Ik ben nog maar net wakker omdat ik zeer laat was thuisgekomen van een chassene (bruiloftsfeest) in Antwerpen. Er waren honderden gasten en echt een groot Joods feest. Ik zat aan de hoofdtafel op een podium en kreeg van alle kanten vriendelijke woorden, heel veel kowed (eer) en erkenning. Mijn gevoel van hoogmoed bloeide! Om 3 uur in de ochtend zag ik dan eindelijk pas mijn bed nadat ik nog net niet achter het stuur in slaap was gevallen. En nu zit ik dan met een kater. Niet van de alcohol, want er wordt in orthodox Joodse kringen nauwelijks gedronken, maar vanwege mijn zorg over Oekraïne en het sterk groeiende antisemitisme in ons land en in de rest van Europa. Dagelijks ben ik in contact met onze moedige rabbijnen in Oekraïne. Oekraïne is natuurlijk geen probleem dat alleen Joden treft, maar als er dadelijk onverhoopt anarchie ontstaat in de zogenaamde bevrijde gebieden, dan is de Joodse gemeenschap bij uitstek wel overgeleverd aan extremistische bendes waarvan er velen antisemitisch zijn. Een van de Oekraïense rabbijnen bedankte mij gisteren uitgebreid voor mijn bemiddelende rol tussen zijn gemeenschap en Christenen voor Israël. Omdat ik de koppelaar ben geweest tussen hem en CvI zijn honderden straatarme Joodse Oekraïners jarenlang voorzien geweest van medicijnen en voedsel. Zijn dramatisch getoonde dankbaarheid deed me denken aan de briefjes die uit de trein van Westerbork naar Auschwitz werden gegooid waarin vaak woorden van “dank voor de vriendschap en de hulp en maak je geen zorgen over ons. Tot ziens!”

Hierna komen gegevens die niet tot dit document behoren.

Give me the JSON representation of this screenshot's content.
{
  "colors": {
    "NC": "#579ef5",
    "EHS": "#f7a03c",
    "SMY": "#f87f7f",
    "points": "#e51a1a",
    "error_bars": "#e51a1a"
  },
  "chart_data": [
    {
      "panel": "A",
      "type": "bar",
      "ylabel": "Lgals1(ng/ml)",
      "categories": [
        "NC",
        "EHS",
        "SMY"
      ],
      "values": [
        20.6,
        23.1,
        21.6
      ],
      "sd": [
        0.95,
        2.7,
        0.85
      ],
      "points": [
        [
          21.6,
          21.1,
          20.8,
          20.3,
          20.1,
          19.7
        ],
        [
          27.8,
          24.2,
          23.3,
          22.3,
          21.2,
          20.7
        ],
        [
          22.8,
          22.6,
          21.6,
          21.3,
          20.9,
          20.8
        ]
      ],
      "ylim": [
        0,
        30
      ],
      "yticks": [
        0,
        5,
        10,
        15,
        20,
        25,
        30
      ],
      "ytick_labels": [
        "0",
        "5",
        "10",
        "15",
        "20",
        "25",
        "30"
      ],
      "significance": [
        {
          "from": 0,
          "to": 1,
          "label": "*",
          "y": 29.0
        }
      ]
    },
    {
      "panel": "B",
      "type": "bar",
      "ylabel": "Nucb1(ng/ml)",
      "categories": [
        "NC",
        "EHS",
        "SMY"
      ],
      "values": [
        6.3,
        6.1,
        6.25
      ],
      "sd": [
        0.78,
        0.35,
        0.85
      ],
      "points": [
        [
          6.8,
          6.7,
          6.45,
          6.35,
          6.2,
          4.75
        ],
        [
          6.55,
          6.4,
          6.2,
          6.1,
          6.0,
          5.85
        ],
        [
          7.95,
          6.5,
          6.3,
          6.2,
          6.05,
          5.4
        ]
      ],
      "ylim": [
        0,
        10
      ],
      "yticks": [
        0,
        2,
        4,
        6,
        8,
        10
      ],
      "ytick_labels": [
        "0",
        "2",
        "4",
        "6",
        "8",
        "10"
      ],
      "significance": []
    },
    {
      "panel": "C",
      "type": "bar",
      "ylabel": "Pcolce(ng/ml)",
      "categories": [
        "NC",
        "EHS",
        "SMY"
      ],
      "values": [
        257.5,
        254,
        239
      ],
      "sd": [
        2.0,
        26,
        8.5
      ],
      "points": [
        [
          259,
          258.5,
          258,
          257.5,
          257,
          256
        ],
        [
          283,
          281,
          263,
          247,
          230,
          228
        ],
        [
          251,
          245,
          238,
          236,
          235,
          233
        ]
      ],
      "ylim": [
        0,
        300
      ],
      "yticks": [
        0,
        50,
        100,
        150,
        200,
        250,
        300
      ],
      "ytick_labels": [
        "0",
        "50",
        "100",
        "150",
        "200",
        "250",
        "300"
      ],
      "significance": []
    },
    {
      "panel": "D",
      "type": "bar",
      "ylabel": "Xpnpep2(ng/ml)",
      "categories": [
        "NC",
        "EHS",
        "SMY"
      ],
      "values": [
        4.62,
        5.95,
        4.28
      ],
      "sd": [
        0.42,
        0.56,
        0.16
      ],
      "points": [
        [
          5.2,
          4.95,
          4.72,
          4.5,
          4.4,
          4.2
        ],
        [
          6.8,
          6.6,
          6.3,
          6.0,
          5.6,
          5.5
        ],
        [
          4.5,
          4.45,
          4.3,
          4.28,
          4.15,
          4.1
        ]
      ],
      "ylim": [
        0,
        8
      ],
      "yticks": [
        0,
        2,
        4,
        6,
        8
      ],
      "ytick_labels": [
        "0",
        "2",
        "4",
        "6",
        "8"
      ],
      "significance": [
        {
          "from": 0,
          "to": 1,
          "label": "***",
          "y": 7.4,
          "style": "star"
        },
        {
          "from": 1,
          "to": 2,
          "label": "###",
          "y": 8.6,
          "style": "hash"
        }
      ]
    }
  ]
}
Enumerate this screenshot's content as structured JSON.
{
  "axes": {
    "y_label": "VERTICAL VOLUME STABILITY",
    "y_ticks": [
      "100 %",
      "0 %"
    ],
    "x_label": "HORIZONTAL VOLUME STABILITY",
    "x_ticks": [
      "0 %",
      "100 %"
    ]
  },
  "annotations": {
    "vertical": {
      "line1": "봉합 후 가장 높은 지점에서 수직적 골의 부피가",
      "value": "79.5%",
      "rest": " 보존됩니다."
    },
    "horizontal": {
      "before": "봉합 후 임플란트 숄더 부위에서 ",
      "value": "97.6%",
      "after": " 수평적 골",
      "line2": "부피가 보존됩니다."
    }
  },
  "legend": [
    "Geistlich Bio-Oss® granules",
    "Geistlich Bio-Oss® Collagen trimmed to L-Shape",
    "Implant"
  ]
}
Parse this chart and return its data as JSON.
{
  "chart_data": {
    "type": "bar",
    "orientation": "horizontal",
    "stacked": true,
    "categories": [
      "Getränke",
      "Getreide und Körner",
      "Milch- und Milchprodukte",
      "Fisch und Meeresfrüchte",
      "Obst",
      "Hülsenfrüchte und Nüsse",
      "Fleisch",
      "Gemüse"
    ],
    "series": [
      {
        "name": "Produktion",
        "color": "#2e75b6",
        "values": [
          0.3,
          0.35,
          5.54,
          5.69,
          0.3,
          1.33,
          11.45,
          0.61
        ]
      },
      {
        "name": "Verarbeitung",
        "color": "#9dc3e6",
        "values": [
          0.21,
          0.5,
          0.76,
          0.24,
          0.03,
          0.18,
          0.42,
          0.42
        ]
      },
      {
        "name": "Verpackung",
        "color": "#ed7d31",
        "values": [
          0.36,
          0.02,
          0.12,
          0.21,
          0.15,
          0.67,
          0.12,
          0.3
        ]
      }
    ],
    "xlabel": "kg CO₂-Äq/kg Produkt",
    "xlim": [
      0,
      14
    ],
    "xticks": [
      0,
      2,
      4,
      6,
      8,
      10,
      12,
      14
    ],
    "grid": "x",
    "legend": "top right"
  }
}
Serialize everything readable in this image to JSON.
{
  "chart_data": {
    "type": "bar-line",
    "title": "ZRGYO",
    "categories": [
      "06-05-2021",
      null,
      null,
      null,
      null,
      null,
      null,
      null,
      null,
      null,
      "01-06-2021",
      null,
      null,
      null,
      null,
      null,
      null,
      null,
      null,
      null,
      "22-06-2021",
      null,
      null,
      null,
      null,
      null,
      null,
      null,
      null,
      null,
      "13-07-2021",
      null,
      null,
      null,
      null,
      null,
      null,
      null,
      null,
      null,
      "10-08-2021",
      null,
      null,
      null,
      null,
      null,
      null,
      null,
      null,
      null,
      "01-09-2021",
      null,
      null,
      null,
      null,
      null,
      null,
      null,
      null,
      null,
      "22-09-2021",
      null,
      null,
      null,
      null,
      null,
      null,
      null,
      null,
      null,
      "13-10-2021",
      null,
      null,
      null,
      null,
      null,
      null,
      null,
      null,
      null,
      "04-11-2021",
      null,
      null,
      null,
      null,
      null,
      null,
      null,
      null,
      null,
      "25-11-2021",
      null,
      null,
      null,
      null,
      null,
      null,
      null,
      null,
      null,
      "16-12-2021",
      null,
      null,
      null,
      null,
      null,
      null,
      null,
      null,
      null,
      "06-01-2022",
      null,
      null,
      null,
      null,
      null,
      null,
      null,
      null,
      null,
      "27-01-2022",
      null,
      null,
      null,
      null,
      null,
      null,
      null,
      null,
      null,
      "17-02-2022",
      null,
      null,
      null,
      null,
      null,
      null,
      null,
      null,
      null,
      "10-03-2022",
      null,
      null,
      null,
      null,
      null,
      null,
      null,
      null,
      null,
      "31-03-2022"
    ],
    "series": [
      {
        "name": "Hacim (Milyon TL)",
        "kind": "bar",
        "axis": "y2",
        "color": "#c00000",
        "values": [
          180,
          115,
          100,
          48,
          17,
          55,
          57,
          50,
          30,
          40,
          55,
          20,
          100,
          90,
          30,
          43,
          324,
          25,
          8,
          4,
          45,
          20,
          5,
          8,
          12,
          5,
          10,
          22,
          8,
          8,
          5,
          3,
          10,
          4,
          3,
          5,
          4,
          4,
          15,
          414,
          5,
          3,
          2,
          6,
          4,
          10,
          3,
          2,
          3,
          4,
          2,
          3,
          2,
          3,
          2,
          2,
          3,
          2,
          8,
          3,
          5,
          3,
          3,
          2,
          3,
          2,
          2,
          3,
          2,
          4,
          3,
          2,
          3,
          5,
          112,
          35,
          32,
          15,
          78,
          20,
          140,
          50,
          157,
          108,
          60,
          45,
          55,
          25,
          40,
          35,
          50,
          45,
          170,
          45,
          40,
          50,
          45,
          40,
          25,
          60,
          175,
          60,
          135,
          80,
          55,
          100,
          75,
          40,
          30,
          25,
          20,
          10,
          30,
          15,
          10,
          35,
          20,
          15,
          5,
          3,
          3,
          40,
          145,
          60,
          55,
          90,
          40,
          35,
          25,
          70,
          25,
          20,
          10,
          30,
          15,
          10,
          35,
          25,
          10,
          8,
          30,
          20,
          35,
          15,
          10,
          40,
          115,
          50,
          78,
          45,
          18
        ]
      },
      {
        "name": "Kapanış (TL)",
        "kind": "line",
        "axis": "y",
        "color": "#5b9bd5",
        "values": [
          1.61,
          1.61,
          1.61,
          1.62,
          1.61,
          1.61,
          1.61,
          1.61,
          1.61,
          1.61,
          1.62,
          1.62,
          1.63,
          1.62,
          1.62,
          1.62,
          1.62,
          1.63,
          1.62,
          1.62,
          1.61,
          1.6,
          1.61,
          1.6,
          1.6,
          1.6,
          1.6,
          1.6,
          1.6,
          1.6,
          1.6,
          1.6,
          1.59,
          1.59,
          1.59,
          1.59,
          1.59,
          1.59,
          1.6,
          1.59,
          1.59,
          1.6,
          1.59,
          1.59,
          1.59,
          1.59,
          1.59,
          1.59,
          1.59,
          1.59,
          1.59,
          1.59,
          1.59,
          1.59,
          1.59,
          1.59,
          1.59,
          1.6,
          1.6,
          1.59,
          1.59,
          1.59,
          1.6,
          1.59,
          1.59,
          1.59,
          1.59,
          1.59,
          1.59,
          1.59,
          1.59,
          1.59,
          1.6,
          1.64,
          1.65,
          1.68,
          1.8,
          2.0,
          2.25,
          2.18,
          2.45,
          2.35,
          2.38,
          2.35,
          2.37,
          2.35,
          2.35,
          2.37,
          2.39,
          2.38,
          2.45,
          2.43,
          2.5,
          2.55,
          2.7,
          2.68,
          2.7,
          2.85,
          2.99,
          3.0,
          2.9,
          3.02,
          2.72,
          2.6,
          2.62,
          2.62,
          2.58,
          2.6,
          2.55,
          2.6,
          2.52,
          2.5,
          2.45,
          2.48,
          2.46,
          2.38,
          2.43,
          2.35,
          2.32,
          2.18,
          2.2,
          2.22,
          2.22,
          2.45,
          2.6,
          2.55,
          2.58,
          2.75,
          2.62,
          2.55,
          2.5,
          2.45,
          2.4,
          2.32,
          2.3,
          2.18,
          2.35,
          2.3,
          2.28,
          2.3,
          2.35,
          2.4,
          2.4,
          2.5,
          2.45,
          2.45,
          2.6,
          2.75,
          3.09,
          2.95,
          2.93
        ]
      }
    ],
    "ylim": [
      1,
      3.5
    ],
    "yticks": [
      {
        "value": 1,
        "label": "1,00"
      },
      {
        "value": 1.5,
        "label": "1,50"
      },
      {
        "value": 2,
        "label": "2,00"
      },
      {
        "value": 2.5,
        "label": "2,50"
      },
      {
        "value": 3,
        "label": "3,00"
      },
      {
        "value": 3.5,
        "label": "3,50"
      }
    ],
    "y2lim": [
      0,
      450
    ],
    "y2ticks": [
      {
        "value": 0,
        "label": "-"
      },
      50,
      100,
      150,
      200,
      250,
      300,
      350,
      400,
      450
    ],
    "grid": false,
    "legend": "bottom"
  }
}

En dan de tweede reden voor mijn kater: helaas heb ik gelijk gekregen. Het uitstel van de Koepel van Universiteiten voor het WOB-onderzoek is niet meer dan een uitstel. Iemand van de Erasmus Universiteit (Erasmus was trouwens bepaald geen vriend van het Joodse volk lang voor het bestaan van de Staat Israël in 1948) heeft het uitstel sluw aangegrepen om uit te leggen welke nobele bedoelingen er liggen in het clubje van Van Agt. Dit was natuurlijk te verwachten en daarom had ik al in de Joodse media gereageerd op het uitstel van de universiteiten en mijn terughoudendheid kenbaar gemaakt. Helaas had ik dus gelijk. Een goede vriend van mij had mij laten weten dat het onjoods is om negatief te denken en dat ik juist de brief van de Koepel van Universiteiten als positief moest beschouwen. Uiteraard zie ik die brief als positief, maar daarmee is het antisemitisme op universiteiten echt niet verdwenen.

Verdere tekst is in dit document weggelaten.